Bringing God Down to Your Level

August 19, 2015

Bible Text: Leviticus 19:12 | Speaker: Dr. Harold J. Sala | Series: Guidelines For Living |

Do not swear falsely by my name and so profane the name of your God. I am the LORD. Leviticus 19:12

What can bring God down to your level? There are two ways you can do this: One way is by debasing Him, or trivializing Him, dragging Him down to where you are. The other way is to invite Him to come to your aid, touching you where you are. The first way is to profane Him; the second way is to pray to Him. Both really do the same thing but do it different ways.

When folks use profanity, they invoke God’s name in ordinary conversation. It is done today so often and so frequently that most people don’t even think about it any more than they think to breathe. They say, “Oh God,” as an interjection much as another person might say, “Oh, no.” “Were you praying or using profanity?” I asked one youth who was sprinkling God’s name in his conversation the way I would use salt and pepper on my eggs at breakfast. “Oh,” he said, “I never think about what I’m saying. It’s just an expression.”

Our English word profane comes from two Latin words (are you ready for a brief lesson in semantics?) pro meaning “before” and fanus which means “temple.” It’s the idea of going into the temple and dragging out something, which is considered holy or consecrated, pulling it into the street. In time the word came to mean “serving to debase or defile what is holy,” says the Miriam Webster Dictionary. The name of God was so holy to the ancient scribes who copied the scrolls, which we know as the Bible today, that if they miscopied one of the names for God, that scroll was given ceremonial burial—not simply crumpled and tossed.

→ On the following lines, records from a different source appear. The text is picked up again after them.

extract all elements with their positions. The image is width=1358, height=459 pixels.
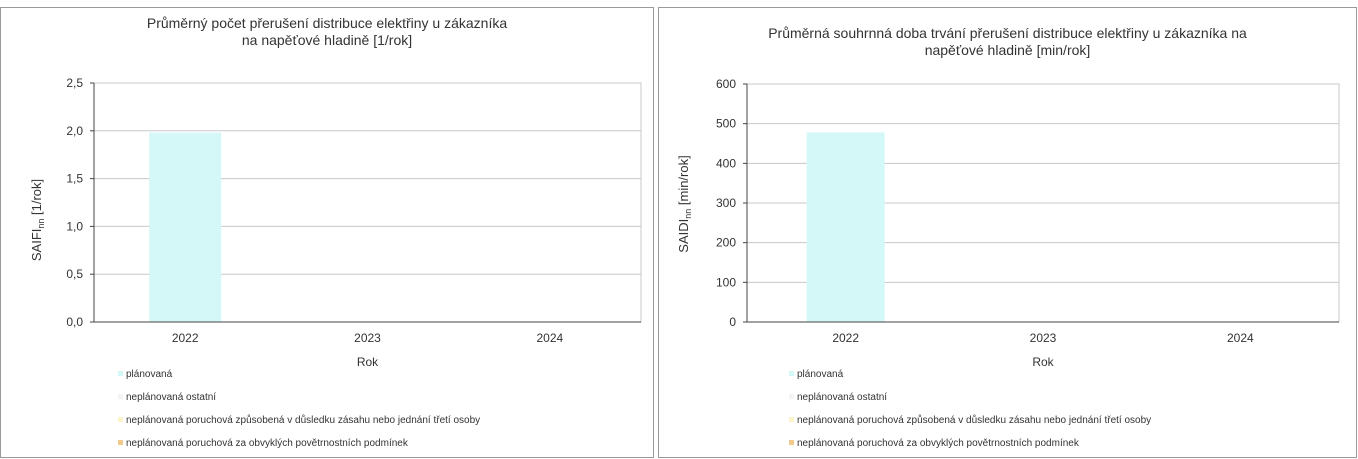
saidi-y-label-sub: nn — [683, 209, 693, 219]
saifi-legend-swatch — [118, 393, 123, 399]
saidi-y-tick-label: 200 — [716, 236, 736, 250]
saidi-legend-item: neplánovaná poruchová za obvyklých povět… — [789, 438, 1079, 450]
saifi-legend-label: plánovaná — [126, 369, 173, 380]
saidi-y-tick-label: 600 — [716, 77, 736, 91]
saidi-y-tick-label: 500 — [716, 117, 736, 131]
saidi-legend-swatch — [789, 393, 794, 399]
saifi-chart-title: Průměrný počet přerušení distribuce elek… — [1, 15, 653, 49]
saidi-bar-2022-planned — [806, 132, 885, 322]
saidi-y-tick-label: 100 — [716, 275, 736, 289]
saifi-y-tick-label: 1,5 — [66, 172, 83, 186]
saidi-title-line1: Průměrná souhrnná doba trvání přerušení … — [768, 25, 1247, 41]
saidi-legend-item: neplánovaná poruchová způsobená v důsled… — [789, 415, 1151, 427]
saifi-legend-label: neplánovaná ostatní — [126, 392, 217, 403]
saifi-bar-2022-planned — [149, 132, 222, 322]
saidi-y-label-main: SAIDI — [676, 219, 691, 253]
saifi-y-label-sub: nn — [36, 219, 46, 229]
saidi-legend-swatch — [789, 439, 794, 445]
saidi-x-tick-label: 2023 — [1030, 331, 1057, 345]
saidi-y-tick-label: 400 — [716, 156, 736, 170]
saidi-y-label-unit: [min/rok] — [676, 155, 691, 208]
saidi-legend-label: neplánovaná poruchová způsobená v důsled… — [797, 415, 1152, 426]
saidi-legend-swatch — [789, 370, 794, 376]
saifi-legend-item: plánovaná — [118, 369, 172, 381]
saidi-y-tick-label: 300 — [716, 196, 736, 210]
saifi-x-tick-label: 2023 — [354, 331, 381, 345]
saifi-y-label-main: SAIFI — [29, 229, 44, 262]
saidi-title-line2: napěťové hladině [min/rok] — [924, 42, 1091, 58]
saidi-legend-label: plánovaná — [797, 369, 844, 380]
saifi-title-line2: na napěťové hladině [1/rok] — [241, 32, 413, 48]
saidi-chart-plot: SAIDInn [min/rok] 0 100 200 300 400 500 600 202… — [676, 77, 1340, 368]
saifi-y-tick-label: 1,0 — [66, 219, 83, 233]
saidi-chart-title: Průměrná souhrnná doba trvání přerušení … — [659, 25, 1356, 59]
saidi-y-axis-label: SAIDInn [min/rok] — [676, 155, 693, 252]
saifi-chart-panel: Průměrný počet přerušení distribuce elek… — [0, 7, 654, 458]
saifi-legend-item: neplánovaná ostatní — [118, 392, 216, 404]
saifi-legend-swatch — [118, 439, 123, 445]
saidi-y-tick-label: 0 — [729, 315, 736, 329]
saifi-legend-label: neplánovaná poruchová způsobená v důsled… — [126, 415, 481, 426]
saifi-y-tick-label: 0,5 — [66, 267, 83, 281]
saifi-x-tick-label: 2024 — [536, 331, 563, 345]
saidi-x-tick-label: 2022 — [832, 331, 859, 345]
saifi-chart-plot: SAIFInn [1/rok] 0,0 0,5 1,0 1,5 2,0 2,5 2022 20… — [29, 76, 642, 368]
saifi-title-line1: Průměrný počet přerušení distribuce elek… — [146, 15, 508, 31]
saifi-y-tick-label: 0,0 — [66, 315, 83, 329]
saidi-legend-item: plánovaná — [789, 369, 843, 381]
saifi-legend-label: neplánovaná poruchová za obvyklých povět… — [126, 438, 408, 449]
saifi-legend-swatch — [118, 416, 123, 422]
saifi-y-axis-label: SAIFInn [1/rok] — [29, 179, 46, 261]
saidi-legend-label: neplánovaná ostatní — [797, 392, 888, 403]
saifi-legend-item: neplánovaná poruchová za obvyklých povět… — [118, 438, 408, 450]
saidi-x-axis-label: Rok — [1032, 355, 1054, 368]
saidi-chart-panel: Průměrná souhrnná doba trvání přerušení … — [658, 7, 1357, 458]
saifi-y-label-unit: [1/rok] — [29, 179, 44, 219]
saidi-legend-label: neplánovaná poruchová za obvyklých povět… — [797, 438, 1079, 449]
saidi-legend-swatch — [789, 416, 794, 422]
saifi-legend-swatch — [118, 370, 123, 376]
saifi-y-tick-label: 2,5 — [66, 76, 83, 90]
saifi-y-tick-label: 2,0 — [66, 124, 83, 138]
saidi-legend-item: neplánovaná ostatní — [789, 392, 887, 404]
saidi-x-tick-label: 2024 — [1227, 331, 1254, 345]
saifi-legend-item: neplánovaná poruchová způsobená v důsled… — [118, 415, 480, 427]
saifi-x-axis-label: Rok — [357, 355, 379, 368]
saifi-x-tick-label: 2022 — [172, 331, 199, 345]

Using profanity wasn’t the only way that God was profaned, says the writers of Scripture. In the text recorded in Amos 2:7, God says that when a “father and a son use the same girl…[they] profane my name.” A passing thought. Have you ever wondered why people don’t profane Mohammed’s name, or the name of Buddha, or the name of celebrities or world leaders? But profaning the Almighty, whether it be by trivializing His name or by making a mockery of that which is pure and holy, drags Him from the temple just as surely as if you would invade a pagan temple and parade an idol through the streets.

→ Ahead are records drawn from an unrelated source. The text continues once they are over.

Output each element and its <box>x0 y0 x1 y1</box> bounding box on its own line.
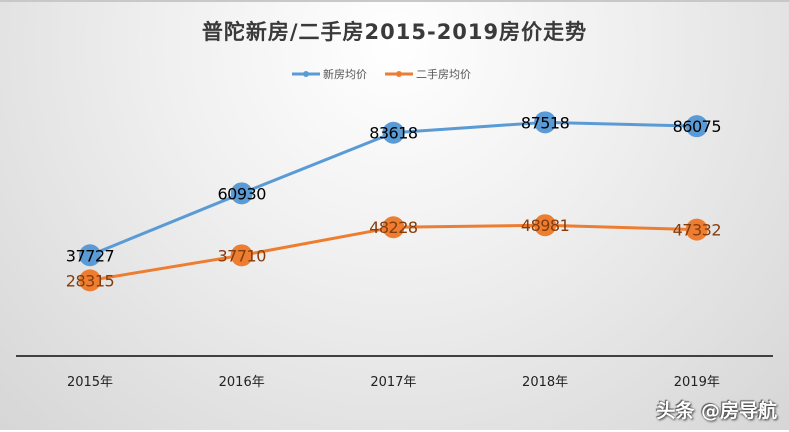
legend-marker <box>396 71 402 77</box>
data-label: 28315 <box>66 271 114 290</box>
data-point <box>230 244 253 267</box>
data-label: 60930 <box>217 184 266 203</box>
x-tick-label: 2017年 <box>370 375 416 390</box>
x-tick-label: 2015年 <box>67 375 113 390</box>
data-label: 48981 <box>521 216 569 235</box>
data-point <box>534 214 557 237</box>
x-tick-label: 2016年 <box>219 375 265 390</box>
chart-title: 普陀新房/二手房2015-2019房价走势 <box>201 20 588 44</box>
data-label: 48228 <box>369 218 418 237</box>
data-point <box>685 115 708 138</box>
data-point <box>230 182 253 205</box>
data-label: 83618 <box>369 124 418 143</box>
data-point <box>534 111 557 134</box>
legend-label: 二手房均价 <box>416 67 471 81</box>
data-label: 47332 <box>673 221 721 240</box>
data-point <box>382 121 405 144</box>
x-tick-label: 2018年 <box>522 375 568 390</box>
data-point <box>79 244 101 267</box>
data-label: 87518 <box>521 113 570 132</box>
x-tick-label: 2019年 <box>674 375 720 390</box>
legend-marker <box>303 71 309 77</box>
data-point <box>382 216 405 239</box>
data-label: 86075 <box>673 117 721 136</box>
legend-label: 新房均价 <box>323 67 367 81</box>
watermark: 头条 @房导航 <box>656 400 777 422</box>
data-point <box>79 269 101 292</box>
data-label: 37710 <box>217 246 266 265</box>
data-label: 37727 <box>66 246 114 265</box>
data-point <box>685 218 708 241</box>
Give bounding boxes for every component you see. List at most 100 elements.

Another way to bring God to your level is through prayer. Here God responds to your invitation. The attitude is totally different. Instead of defiance, which is the attitude of profanity, helplessness is the attitude of prayer. It is the cry of a child raising his weak voice to his father, the petition of a hurting heart to a Sovereign who has the power, the love and compassion to reach down to your pain, your loneliness, or your need and respond in love.

Whether you strive to bring God to your level through prayer or through profanity is largely determined by your attitude towards God, by your understanding of who He is. You have to decide whether you want to take a cheap shot at Him because you are angry or just indifferent to who He is, or acknowledge that He is indeed the Almighty and that you are His child as you pray to Him. In either case you bring God down to your level, or at least you presume to.

A closing thought. If you went into a pagan temple—Indiana Jones style—in a jungle somewhere, and dragged the villager’s god out into the street, they would probably skin you alive, right? Strange, isn’t it, though, how we allow the same thing with a holy and true God, and seldom, if ever, raise our eyebrows when our contemporaries defile God’s name? We say nothing in protest and register no offence. Some things just don’t make sense, do they?